Elevation of Neutrophil Elastase Activity in Intra-Operative Recovered Shed Blood
Soichi Maekawa, Kensuke Umakoshi, Satoshi Kikuchi, Hironori Matsumoto, Jun Takeba, Suguru Anen, Naoki Moriyama and Mayuki Aibiki*
Department of Emergency and Critical Care Medicine, Graduate School of Medicine, Ehime University, Japan
- *Corresponding Author:
- Mayuki Aibiki
Department of Emergency and Critical Care Medicine
Graduate School of Medicine, Ehime University
Shitsukawa 454, Tohon, Ehime, 791-0295, Japan
Email: [email protected]
Received date: July 28, 2014; Accepted date: October 29, 2014; Published date: November 25, 2014
Citation: Maekawa S, Umakoshi K, Kikuchi S, Matsumoto H, Takeba J, et al. (2014) Elevation of Neutrophil Elastase Activity in Intra-Operative Recovered Shed Blood. J Blood Disord Transfus 5:235. doi: 10.4172/2155-9864.1000235
Copyright: © 2014 Maekawa S, et al. This is an open-access article distributed under the terms of the Creative Commons Attribution License, which permits unrestricted use, distribution, and reproduction in any medium, provided the original author and source are credited.

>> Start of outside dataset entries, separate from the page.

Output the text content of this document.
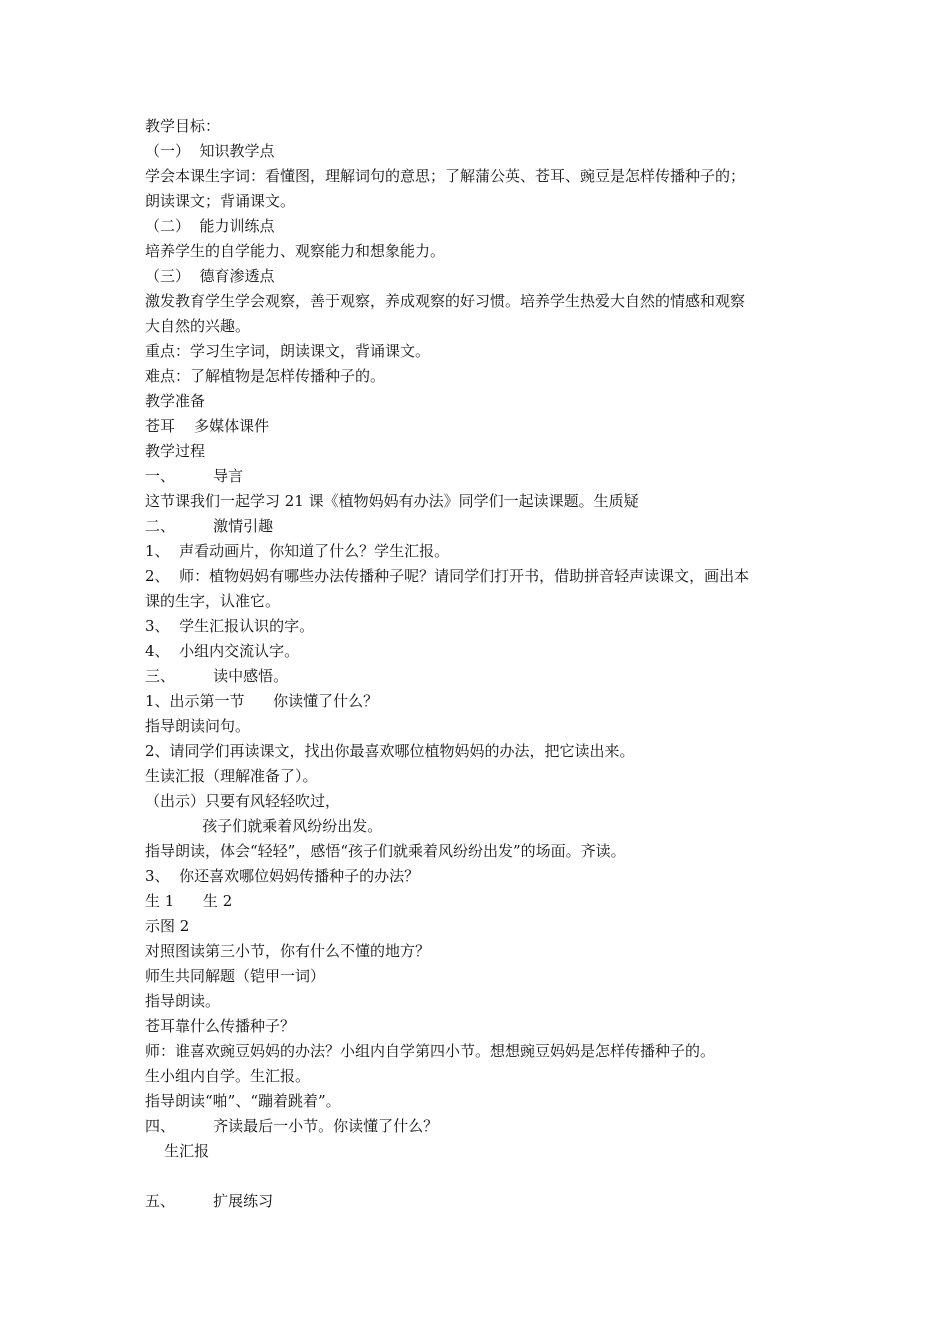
教学目标：
（一）  知识教学点
学会本课生字词：看懂图，理解词句的意思；了解蒲公英、苍耳、豌豆是怎样传播种子的；
朗读课文；背诵课文。
（二）  能力训练点
培养学生的自学能力、观察能力和想象能力。
（三）  德育渗透点
激发教育学生学会观察，善于观察，养成观察的好习惯。培养学生热爱大自然的情感和观察
大自然的兴趣。
重点：学习生字词，朗读课文，背诵课文。
难点：了解植物是怎样传播种子的。
教学准备
苍耳    多媒体课件
教学过程
一、        导言
这节课我们一起学习 21 课《植物妈妈有办法》同学们一起读课题。生质疑
二、        激情引趣
1、  声看动画片，你知道了什么？学生汇报。
2、  师：植物妈妈有哪些办法传播种子呢？请同学们打开书，借助拼音轻声读课文，画出本
课的生字，认准它。
3、  学生汇报认识的字。
4、  小组内交流认字。
三、        读中感悟。
1、出示第一节      你读懂了什么？
指导朗读问句。
2、请同学们再读课文，找出你最喜欢哪位植物妈妈的办法，把它读出来。
生读汇报（理解准备了）。
（出示）只要有风轻轻吹过，
孩子们就乘着风纷纷出发。
指导朗读，体会“轻轻”，感悟“孩子们就乘着风纷纷出发”的场面。齐读。
3、  你还喜欢哪位妈妈传播种子的办法？
生 1      生 2
示图 2
对照图读第三小节，你有什么不懂的地方？
师生共同解题（铠甲一词）
指导朗读。
苍耳靠什么传播种子？
师：谁喜欢豌豆妈妈的办法？小组内自学第四小节。想想豌豆妈妈是怎样传播种子的。
生小组内自学。生汇报。
指导朗读“啪”、“蹦着跳着”。
四、        齐读最后一小节。你读懂了什么？
生汇报
五、        扩展练习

Background and Aim: Neutrophil elastase releasing from activated polymorphonuclear neutrophils (PMN) may have a central role in acute lung injury. Thus, we examined whether neutrophil elastase activity (NEA), a crucial parameter for organ damages from stresses, may increase in intra-operative recovered blood and also whether the storage duration of the bank bloods may affect such changes in NEA. Methods: In thirty-two packed red cells of bank bloods, NEAs were measured by ELISA on several day points after the storage. Intra-operative salvaged red cell concentrates (RCCs) were obtained from thirteen patients undergoing spinal surgery. The salvaged bloods from the patients were divided into two groups: NE activities in autologous RCCs obtained from eight patients were examined soon after the preparation (Group A); such activities in RCCs from five subjects were determined post-operatively (Group B). Results: In the bank bloods, NEAs gradually increased after the storage, showing a plateau at the day 10 if not specifically filtered leukocytes before the preparation. In Group B, NEA levels in RCCs were significantly higher than those in Group A. In Group B (RCCs stored for four hours), NEAs were nearly two times higher than those of the peak NEA values of the bank blood at the day 21. Conclusion: Thus, we need to pay attention the occurrence of lung injury even after the transfusion of autologous bloods collecting by the intra-operative shed blood recovered system.